結論、保護欲高めの社長は甘い狼である。
手を引かれて店を出ると、外は薄暗くなっていて、生温かい空気が纏わりつく。まだまだ心臓は激しく動いていて、雲の上を歩くみたいに足元がふわふわしている。
現実味が湧かないのだ。この手には、もう二度と触れることなどないと思っていたのだから。
なにからどう話せばいいのかわからないけれど、とりあえず足を止めてほしくて「社長!」と呼びかける。
しかし、彼はなにも言わずにどんどん先を進む。「達樹さん!?」と呼び方を変えてみても、効果はナシ。

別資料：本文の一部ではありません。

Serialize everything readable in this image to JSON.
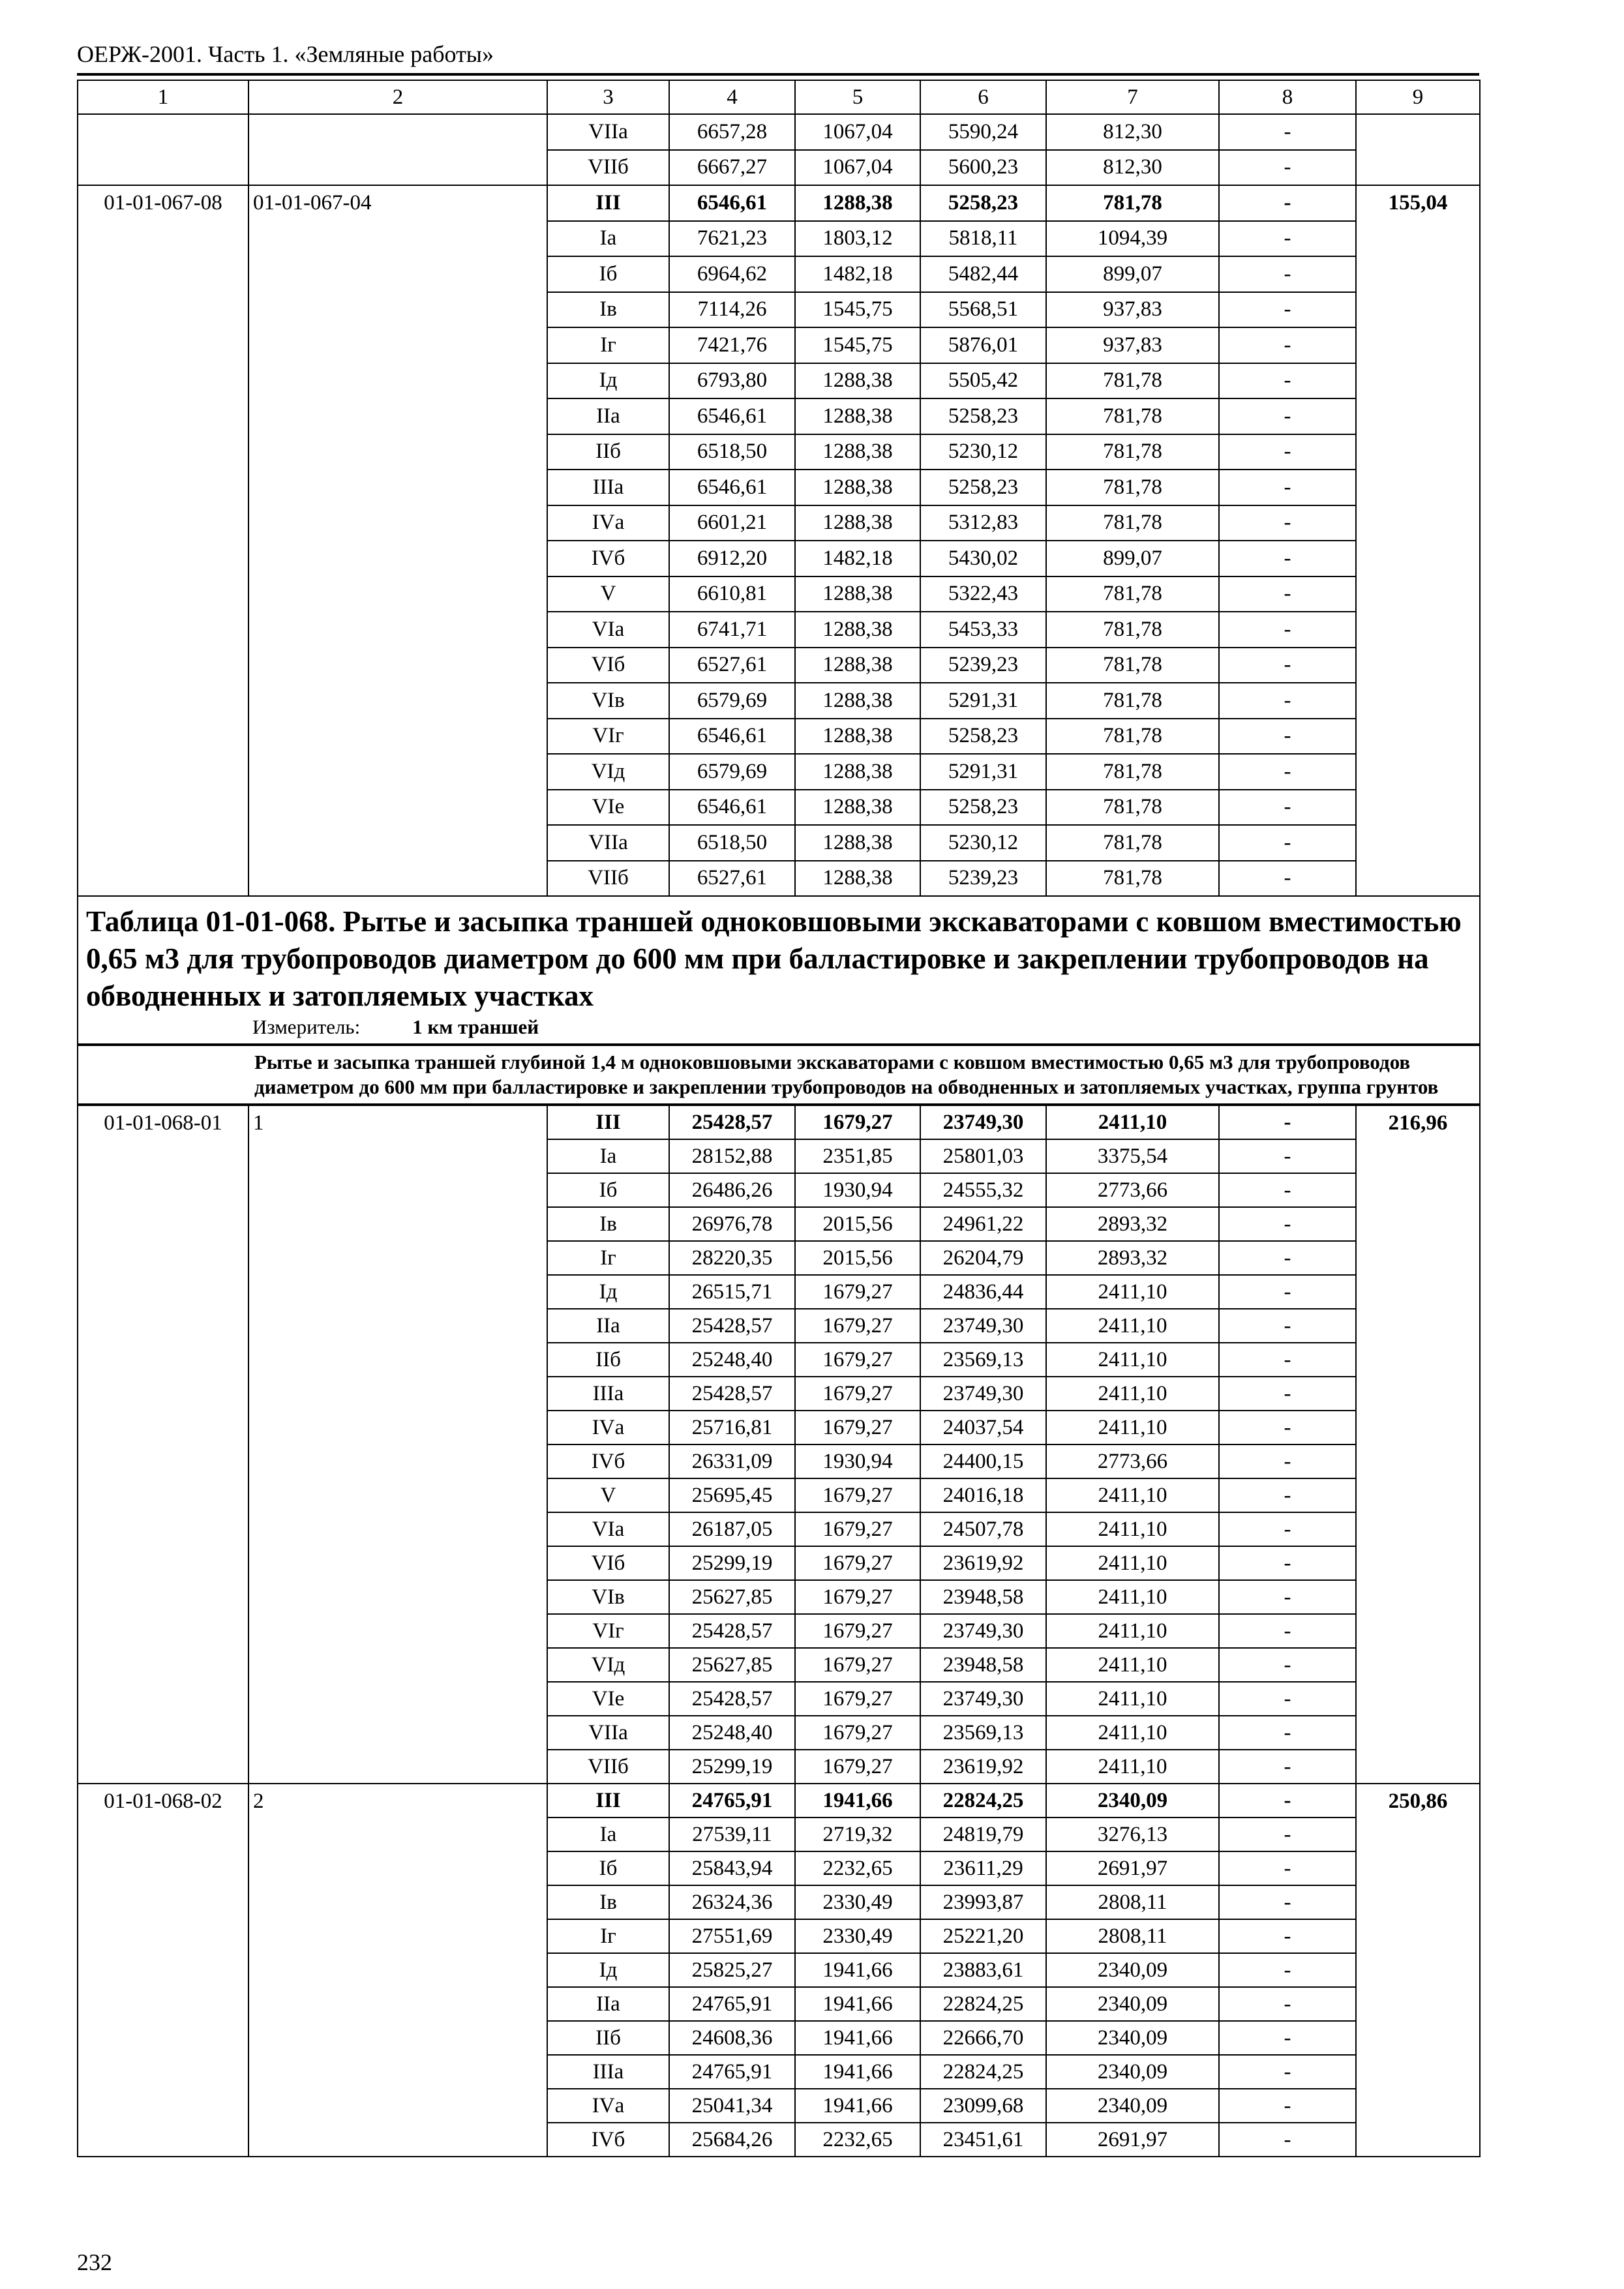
{
  "header": {
    "title": "ОЕРЖ-2001. Часть 1. «Земляные работы»"
  },
  "columns": [
    "1",
    "2",
    "3",
    "4",
    "5",
    "6",
    "7",
    "8",
    "9"
  ],
  "blocks_top": [
    {
      "code": "",
      "ref": "",
      "total": "",
      "rows": [
        [
          "VIIа",
          "6657,28",
          "1067,04",
          "5590,24",
          "812,30",
          "-"
        ],
        [
          "VIIб",
          "6667,27",
          "1067,04",
          "5600,23",
          "812,30",
          "-"
        ]
      ]
    },
    {
      "code": "01-01-067-08",
      "ref": "01-01-067-04",
      "total": "155,04",
      "rows": [
        [
          "III",
          "6546,61",
          "1288,38",
          "5258,23",
          "781,78",
          "-"
        ],
        [
          "Iа",
          "7621,23",
          "1803,12",
          "5818,11",
          "1094,39",
          "-"
        ],
        [
          "Iб",
          "6964,62",
          "1482,18",
          "5482,44",
          "899,07",
          "-"
        ],
        [
          "Iв",
          "7114,26",
          "1545,75",
          "5568,51",
          "937,83",
          "-"
        ],
        [
          "Iг",
          "7421,76",
          "1545,75",
          "5876,01",
          "937,83",
          "-"
        ],
        [
          "Iд",
          "6793,80",
          "1288,38",
          "5505,42",
          "781,78",
          "-"
        ],
        [
          "IIа",
          "6546,61",
          "1288,38",
          "5258,23",
          "781,78",
          "-"
        ],
        [
          "IIб",
          "6518,50",
          "1288,38",
          "5230,12",
          "781,78",
          "-"
        ],
        [
          "IIIа",
          "6546,61",
          "1288,38",
          "5258,23",
          "781,78",
          "-"
        ],
        [
          "IVа",
          "6601,21",
          "1288,38",
          "5312,83",
          "781,78",
          "-"
        ],
        [
          "IVб",
          "6912,20",
          "1482,18",
          "5430,02",
          "899,07",
          "-"
        ],
        [
          "V",
          "6610,81",
          "1288,38",
          "5322,43",
          "781,78",
          "-"
        ],
        [
          "VIа",
          "6741,71",
          "1288,38",
          "5453,33",
          "781,78",
          "-"
        ],
        [
          "VIб",
          "6527,61",
          "1288,38",
          "5239,23",
          "781,78",
          "-"
        ],
        [
          "VIв",
          "6579,69",
          "1288,38",
          "5291,31",
          "781,78",
          "-"
        ],
        [
          "VIг",
          "6546,61",
          "1288,38",
          "5258,23",
          "781,78",
          "-"
        ],
        [
          "VIд",
          "6579,69",
          "1288,38",
          "5291,31",
          "781,78",
          "-"
        ],
        [
          "VIе",
          "6546,61",
          "1288,38",
          "5258,23",
          "781,78",
          "-"
        ],
        [
          "VIIа",
          "6518,50",
          "1288,38",
          "5230,12",
          "781,78",
          "-"
        ],
        [
          "VIIб",
          "6527,61",
          "1288,38",
          "5239,23",
          "781,78",
          "-"
        ]
      ]
    }
  ],
  "section": {
    "title": "Таблица 01-01-068. Рытье и засыпка траншей одноковшовыми экскаваторами с ковшом вместимостью 0,65 м3 для трубопроводов диаметром до 600 мм при балластировке и закреплении трубопроводов на обводненных и затопляемых участках",
    "measure_label": "Измеритель:",
    "measure_value": "1 км траншей",
    "subtitle": "Рытье и засыпка траншей глубиной 1,4 м одноковшовыми экскаваторами с ковшом вместимостью 0,65 м3 для трубопроводов диаметром до 600 мм при балластировке и закреплении трубопроводов на обводненных и затопляемых участках, группа грунтов"
  },
  "blocks_bottom": [
    {
      "code": "01-01-068-01",
      "ref": "1",
      "total": "216,96",
      "rows": [
        [
          "III",
          "25428,57",
          "1679,27",
          "23749,30",
          "2411,10",
          "-"
        ],
        [
          "Iа",
          "28152,88",
          "2351,85",
          "25801,03",
          "3375,54",
          "-"
        ],
        [
          "Iб",
          "26486,26",
          "1930,94",
          "24555,32",
          "2773,66",
          "-"
        ],
        [
          "Iв",
          "26976,78",
          "2015,56",
          "24961,22",
          "2893,32",
          "-"
        ],
        [
          "Iг",
          "28220,35",
          "2015,56",
          "26204,79",
          "2893,32",
          "-"
        ],
        [
          "Iд",
          "26515,71",
          "1679,27",
          "24836,44",
          "2411,10",
          "-"
        ],
        [
          "IIа",
          "25428,57",
          "1679,27",
          "23749,30",
          "2411,10",
          "-"
        ],
        [
          "IIб",
          "25248,40",
          "1679,27",
          "23569,13",
          "2411,10",
          "-"
        ],
        [
          "IIIа",
          "25428,57",
          "1679,27",
          "23749,30",
          "2411,10",
          "-"
        ],
        [
          "IVа",
          "25716,81",
          "1679,27",
          "24037,54",
          "2411,10",
          "-"
        ],
        [
          "IVб",
          "26331,09",
          "1930,94",
          "24400,15",
          "2773,66",
          "-"
        ],
        [
          "V",
          "25695,45",
          "1679,27",
          "24016,18",
          "2411,10",
          "-"
        ],
        [
          "VIа",
          "26187,05",
          "1679,27",
          "24507,78",
          "2411,10",
          "-"
        ],
        [
          "VIб",
          "25299,19",
          "1679,27",
          "23619,92",
          "2411,10",
          "-"
        ],
        [
          "VIв",
          "25627,85",
          "1679,27",
          "23948,58",
          "2411,10",
          "-"
        ],
        [
          "VIг",
          "25428,57",
          "1679,27",
          "23749,30",
          "2411,10",
          "-"
        ],
        [
          "VIд",
          "25627,85",
          "1679,27",
          "23948,58",
          "2411,10",
          "-"
        ],
        [
          "VIе",
          "25428,57",
          "1679,27",
          "23749,30",
          "2411,10",
          "-"
        ],
        [
          "VIIа",
          "25248,40",
          "1679,27",
          "23569,13",
          "2411,10",
          "-"
        ],
        [
          "VIIб",
          "25299,19",
          "1679,27",
          "23619,92",
          "2411,10",
          "-"
        ]
      ]
    },
    {
      "code": "01-01-068-02",
      "ref": "2",
      "total": "250,86",
      "rows": [
        [
          "III",
          "24765,91",
          "1941,66",
          "22824,25",
          "2340,09",
          "-"
        ],
        [
          "Iа",
          "27539,11",
          "2719,32",
          "24819,79",
          "3276,13",
          "-"
        ],
        [
          "Iб",
          "25843,94",
          "2232,65",
          "23611,29",
          "2691,97",
          "-"
        ],
        [
          "Iв",
          "26324,36",
          "2330,49",
          "23993,87",
          "2808,11",
          "-"
        ],
        [
          "Iг",
          "27551,69",
          "2330,49",
          "25221,20",
          "2808,11",
          "-"
        ],
        [
          "Iд",
          "25825,27",
          "1941,66",
          "23883,61",
          "2340,09",
          "-"
        ],
        [
          "IIа",
          "24765,91",
          "1941,66",
          "22824,25",
          "2340,09",
          "-"
        ],
        [
          "IIб",
          "24608,36",
          "1941,66",
          "22666,70",
          "2340,09",
          "-"
        ],
        [
          "IIIа",
          "24765,91",
          "1941,66",
          "22824,25",
          "2340,09",
          "-"
        ],
        [
          "IVа",
          "25041,34",
          "1941,66",
          "23099,68",
          "2340,09",
          "-"
        ],
        [
          "IVб",
          "25684,26",
          "2232,65",
          "23451,61",
          "2691,97",
          "-"
        ]
      ]
    }
  ],
  "footer": {
    "page_number": "232"
  }
}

どこまで行くのかと困惑していたとき、人気がない裏路地に差しかかったところで、ようやく立ち止まってくれた。
これで話ができると思ったのもつかの間、今度は別の理由で不可能になってしまう。
「ぅ、んん……っ!」
私の唇は、彼に食されてしまったから。
頭を押さえられてお見舞いされる噛みつくようなキスは、荒々しく濃厚で、私のすべてが彼のものにされるみたいで。幸福な苦しさで窒息しそうになった。
……というか、本当に苦しい!
ドキドキしているうえに、息つく間もなく唇を塞がれるものだから、頭の中が白くなってくる。トントンと胸を叩き、三途の川を渡る前になんとか解放してもらった。